The column was published in the wake of the Oklahoma City bombing in 1995.
Hawley supported Trump's voter-fraud claims after the 2020 presidential election.
Republican Sen. Josh Hawley, who backed former President Donald Trump's voter-fraud claims following the 2020 election, defended militia members in a column after the Oklahoma City bombing in 1995, when he was 15 years old, The Kansas City Star reported.
The Star reported that following the bombing of the Alfred P. Murrah Federal Building, Hawley wrote a column for his hometown paper, The Lexington News, in which he warned against calling antigovernment militia members domestic terrorists.

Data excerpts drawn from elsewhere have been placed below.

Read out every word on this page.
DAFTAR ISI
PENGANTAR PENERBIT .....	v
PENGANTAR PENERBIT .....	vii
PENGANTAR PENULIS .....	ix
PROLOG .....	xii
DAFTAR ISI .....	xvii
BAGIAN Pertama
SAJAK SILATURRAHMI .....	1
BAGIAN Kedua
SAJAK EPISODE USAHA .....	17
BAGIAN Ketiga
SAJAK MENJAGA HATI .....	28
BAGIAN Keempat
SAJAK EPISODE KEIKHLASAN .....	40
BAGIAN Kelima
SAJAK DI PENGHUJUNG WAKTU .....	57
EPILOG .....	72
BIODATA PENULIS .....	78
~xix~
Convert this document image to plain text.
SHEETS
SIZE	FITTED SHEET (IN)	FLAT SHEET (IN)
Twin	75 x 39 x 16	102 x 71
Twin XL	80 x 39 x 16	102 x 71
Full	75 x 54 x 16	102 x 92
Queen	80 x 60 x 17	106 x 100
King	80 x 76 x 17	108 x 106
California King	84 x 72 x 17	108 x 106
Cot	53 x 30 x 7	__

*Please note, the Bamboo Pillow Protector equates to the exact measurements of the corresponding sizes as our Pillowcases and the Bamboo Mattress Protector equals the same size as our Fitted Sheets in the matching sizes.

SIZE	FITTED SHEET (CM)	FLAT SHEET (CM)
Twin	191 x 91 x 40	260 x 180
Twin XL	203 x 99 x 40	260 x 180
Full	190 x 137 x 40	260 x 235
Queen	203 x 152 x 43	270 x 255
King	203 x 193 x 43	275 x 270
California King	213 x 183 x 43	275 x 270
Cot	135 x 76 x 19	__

Timothy McVeigh and Terry Nichols, the men who carried out the bombing that killed 168 people, had ties to the Michigan Militia, an antigovernment group dating back to the 1990s.
"Many of the people populating these movements are not radical, right-wing, pro-assault weapons freaks as they were originally stereotyped," Hawley wrote of militia groups. "Dismissed by the media and treated with disdain by their elected leaders, these citizens come together and form groups that often draw more media fire as anti-government hate gatherings."
He added: "Feeling alienated from their government and the rest of society, they often become disenchanted and slip into talks of 'conspiracy theories' about how the federal government is out to get them."
Also in the column, Hawley said Mark Fuhrman, the Los Angeles police detective whose use of racial slurs became known during OJ Simpson's trial, was being unfairly depicted as a racist.
"In this politically correct society, derogatory labels such as 'racist' are widely misused, and our ability to have open debate is eroding," he wrote.
In the wake of the insurrection at the Capitol on January 6, which left five people dead, there have been calls for Hawley to resign over his support of Trump's voter-fraud claims.
Seven Democratic senators have called for an investigation into whether Hawley's and Sen. Ted Cruz's objections to the Electoral College vote contributed to the violence.
Hawley condemned the violence at the Capitol but called the senators' complaint "a flagrant abuse of the Senate ethics process and a flagrant attempt to exact partisan revenge."
On Sunday, he suggested in a column for the New York Post that he and other Republicans had been victims of "cancel culture" and asked supporters to "stand up for the right of every American to be heard."
Hawley did not immediately respond to Insider's request for comment.
The headline of this story has been updated to clarify that Hawley defended militia members, not specifically the Oklahoma City bomber.